ON LEARNING NOT TO WORK
I might be burying the stakes here: I quit my job. I quit my job! I don’t yet have much coherent to say about it, except that it is a great relief and a bit bittersweet. I will have more to say once it’s sunken in (presumably some time after I actually work my last day). These things might be about the creative and emotional block that has been not being fully honest with myself about what I experience in my day-to-day (a mismatch with my inner self) and also about what I can do in response to it.
I don’t entirely know what will come next, but I do know these things: I’m coming out of barista retirement to work part-time a very sweet coffeeshop and gallery that opened here in Shelton, the small town where I live; I miss teaching; I will be putting energy back into working for myself through creative advising, classes, and other offerings TBD; the internet is full of terrible-seeming job listings, underpaid jobs moving money around on the internet. Truly henious! What is this world? Why all the acronyms?

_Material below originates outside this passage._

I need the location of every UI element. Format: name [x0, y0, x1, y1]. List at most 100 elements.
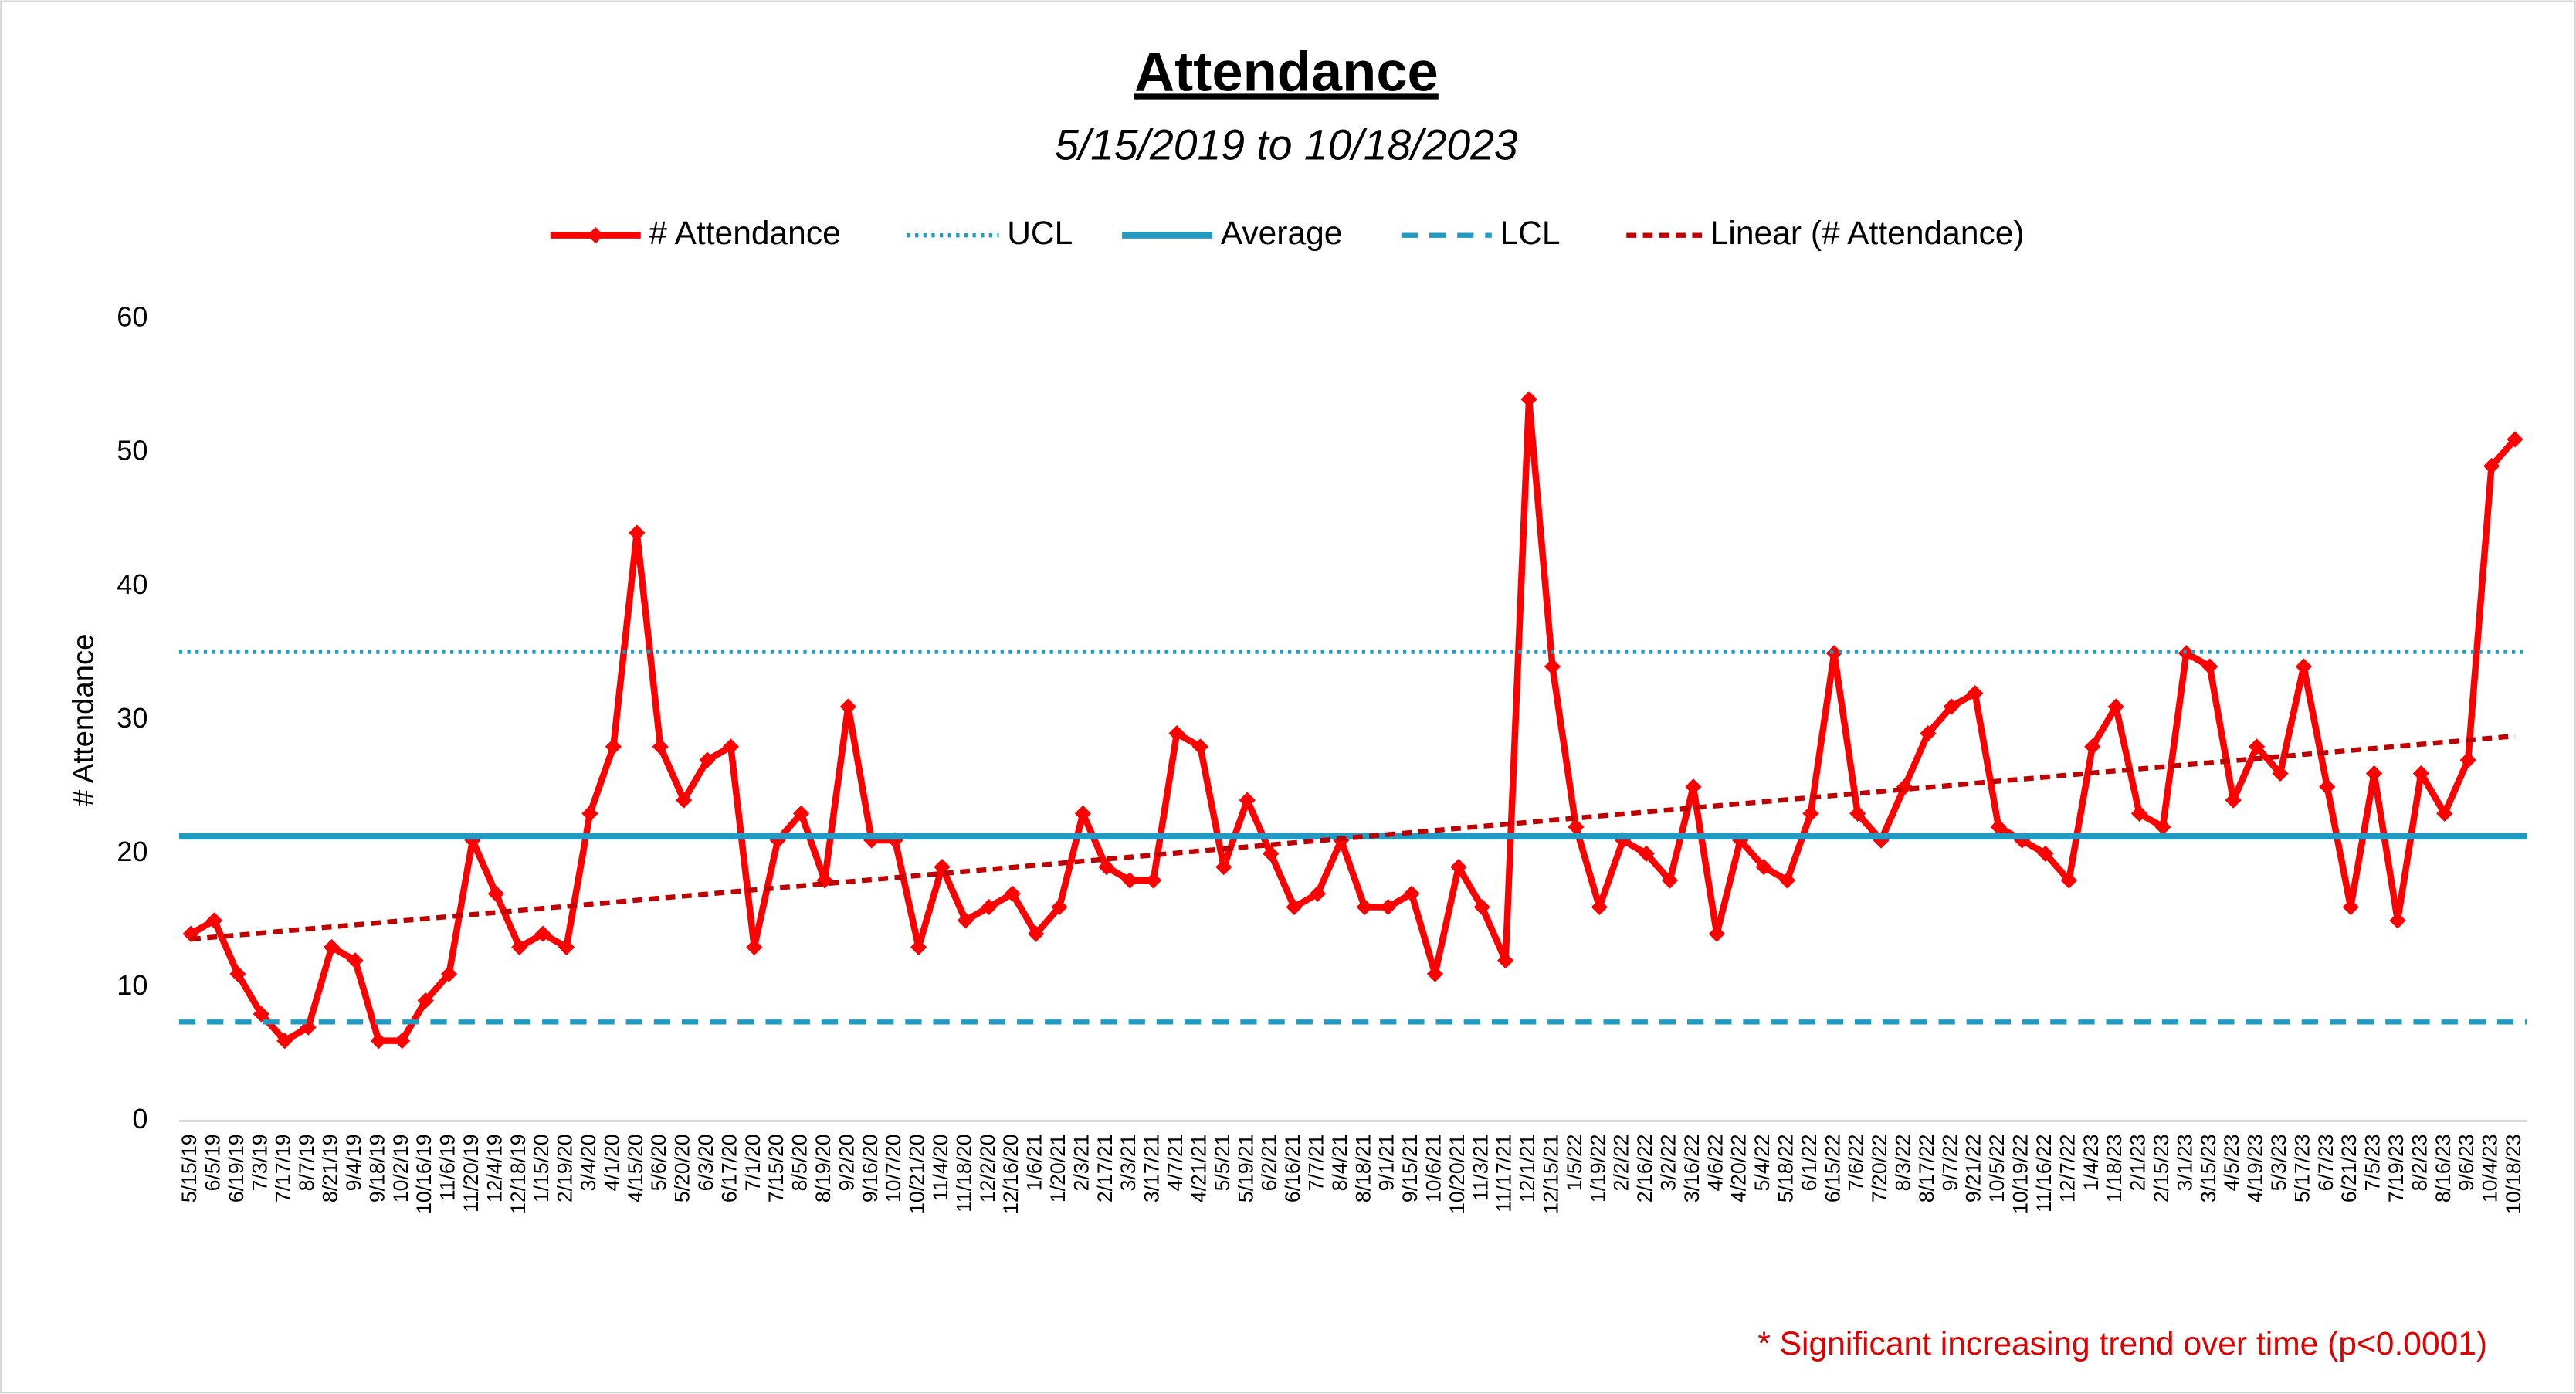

I wanted to share the latest update to the medical leave saga I’ve shared here, and also share a few observations about jobs—I guess the shock of realizing that the best thing to do for myself as an artist might look on the surface like shooting myself in the foot career-wise (or at least money-wise), and that this might not be such an irresponsible thing after all in the long term.
I appreciated by Rachael Stephen’s video about getting a job at a coffeeshop, given the financial precarity/unsustainability of working for herself as a content creator, and finding in that a salutary balance. (I also appreciated her surfacing the conversation about how the economy is shifting in this weird digital era.) I, too, kind of miss being out in the world (that isn’t my house), so I’m excited to see what being in it brings my way.